The main reason why gamers should be excited about Xe-HPG is the supposed hardware-accelerated ray-tracing capability. In the past, we’ve been thrilled with what real-time ray-tracing can look like, so it will be interesting to see how Intel pulls it off. We’re also excited to see how ray-tracing performs at a more affordable price point.
With the release of Iris Xe, we only got a glimpse of what Intel Xe is all about, but at least we have a good starting point. There are some rumors and speculations regarding the discrete GPUs from Intel and we’ll cover that too.
As mentioned earlier, Intel will be releasing a graphics card for different market sections and despite that being certainly commendable, we’ll only discuss mobile and desktop versions.
Unfortunately, there simply isn’t enough information about the desktop variant except for the fact that it will employ a GDDR6 memory type. While that is a good sign, it might be possible that Intel will be lagging from the start from the current market leader Nvidia, who plan to launch their flagship RTX 3080 Ti (or RTX 3090, depending on what naming guess you believe) with GDDR6X, a brand new memory type.
It’s worth noting that this disadvantage relates only to the top cards on the market as RTX 3070 also has GDDR6 as well as AMD’s RDNA 2 cards.
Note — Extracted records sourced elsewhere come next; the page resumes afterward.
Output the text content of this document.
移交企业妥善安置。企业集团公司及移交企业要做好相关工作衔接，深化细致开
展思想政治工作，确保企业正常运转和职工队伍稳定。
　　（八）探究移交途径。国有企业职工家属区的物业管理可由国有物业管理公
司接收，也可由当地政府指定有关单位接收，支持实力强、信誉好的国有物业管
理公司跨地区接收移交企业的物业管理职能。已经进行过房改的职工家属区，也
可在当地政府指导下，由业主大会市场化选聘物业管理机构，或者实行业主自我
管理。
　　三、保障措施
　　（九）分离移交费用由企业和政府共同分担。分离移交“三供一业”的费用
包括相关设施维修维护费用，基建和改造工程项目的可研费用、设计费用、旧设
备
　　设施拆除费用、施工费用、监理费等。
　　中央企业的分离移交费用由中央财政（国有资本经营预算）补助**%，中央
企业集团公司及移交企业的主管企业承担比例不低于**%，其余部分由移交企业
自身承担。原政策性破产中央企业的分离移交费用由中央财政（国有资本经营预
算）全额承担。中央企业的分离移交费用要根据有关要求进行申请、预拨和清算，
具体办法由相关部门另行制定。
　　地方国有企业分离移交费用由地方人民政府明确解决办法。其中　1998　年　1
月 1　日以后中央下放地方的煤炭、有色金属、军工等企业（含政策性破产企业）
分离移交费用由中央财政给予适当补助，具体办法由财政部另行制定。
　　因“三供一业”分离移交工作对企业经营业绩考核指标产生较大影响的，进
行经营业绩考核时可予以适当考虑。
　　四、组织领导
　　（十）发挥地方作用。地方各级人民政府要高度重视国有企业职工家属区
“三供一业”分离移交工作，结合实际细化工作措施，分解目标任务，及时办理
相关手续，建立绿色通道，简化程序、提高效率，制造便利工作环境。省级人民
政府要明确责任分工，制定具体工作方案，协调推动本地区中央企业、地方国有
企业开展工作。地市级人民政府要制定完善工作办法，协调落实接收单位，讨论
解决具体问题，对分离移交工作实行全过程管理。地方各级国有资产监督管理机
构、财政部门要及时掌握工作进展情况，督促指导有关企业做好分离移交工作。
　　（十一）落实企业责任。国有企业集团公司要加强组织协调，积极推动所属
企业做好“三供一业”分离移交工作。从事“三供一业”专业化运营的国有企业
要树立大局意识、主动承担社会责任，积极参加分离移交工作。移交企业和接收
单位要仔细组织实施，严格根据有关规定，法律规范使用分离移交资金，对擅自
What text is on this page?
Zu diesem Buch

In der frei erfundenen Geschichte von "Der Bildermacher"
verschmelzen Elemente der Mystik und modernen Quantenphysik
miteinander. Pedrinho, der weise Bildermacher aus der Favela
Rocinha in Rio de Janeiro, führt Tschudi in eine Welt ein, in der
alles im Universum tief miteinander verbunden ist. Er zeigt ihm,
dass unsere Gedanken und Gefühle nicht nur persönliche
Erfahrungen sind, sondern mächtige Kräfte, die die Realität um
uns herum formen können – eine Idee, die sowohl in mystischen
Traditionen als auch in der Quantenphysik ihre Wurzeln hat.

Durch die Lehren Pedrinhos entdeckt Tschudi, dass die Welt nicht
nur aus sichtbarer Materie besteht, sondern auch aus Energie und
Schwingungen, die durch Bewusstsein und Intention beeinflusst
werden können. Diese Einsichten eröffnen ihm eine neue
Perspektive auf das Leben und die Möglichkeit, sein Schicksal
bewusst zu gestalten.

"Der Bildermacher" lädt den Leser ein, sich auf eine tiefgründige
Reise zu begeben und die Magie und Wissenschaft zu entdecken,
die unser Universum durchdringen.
Aside from that, Intel can boast about their 96 execution units, which is a good number to compete with both AMD and Nvidia’s mobile solutions.
Another sign that Intel is heading in the right direction is the core clock of 400Mhz with a boost clock of 1350Mhz. Intel’s last-generation Iris Plus was slightly behind AMD’s Vega 11 but Iris Xe competes more than competently. Still, the mobile integrated GPU market is ever-evolving, so that too can change quickly.
Latest news indicate that Intel’s high-performing graphics card will have 512 EUs (execution units) which will rival AMD’s latest RX 6000 outing. This isn’t the only place where Intel will look to challenge AMD and Nvidia as the rumored numbers for the raw shader power look like they could position Intel’s best card shoulder to shoulder with other GPU giants.
Why We Should Be Cautiously Optimistic About Intel Xe
This should probably go without saying, but we need to do so, at least for posterity’s sake.
Mainstream Xe is still some time away and, based on the shakiness Intel has experienced lately, we wonder how soon and how good their promises can be.
Still, there is room for optimism. Intel is a company with a long history in technology and even if they’re off to a rocky start, they certainly have the resources and the know-how to compete in this field. We might not be getting a full-on three-way war between Intel, AMD and Nvidia, but something is brewing and as gamers and tech enthusiasts, we can’t wait.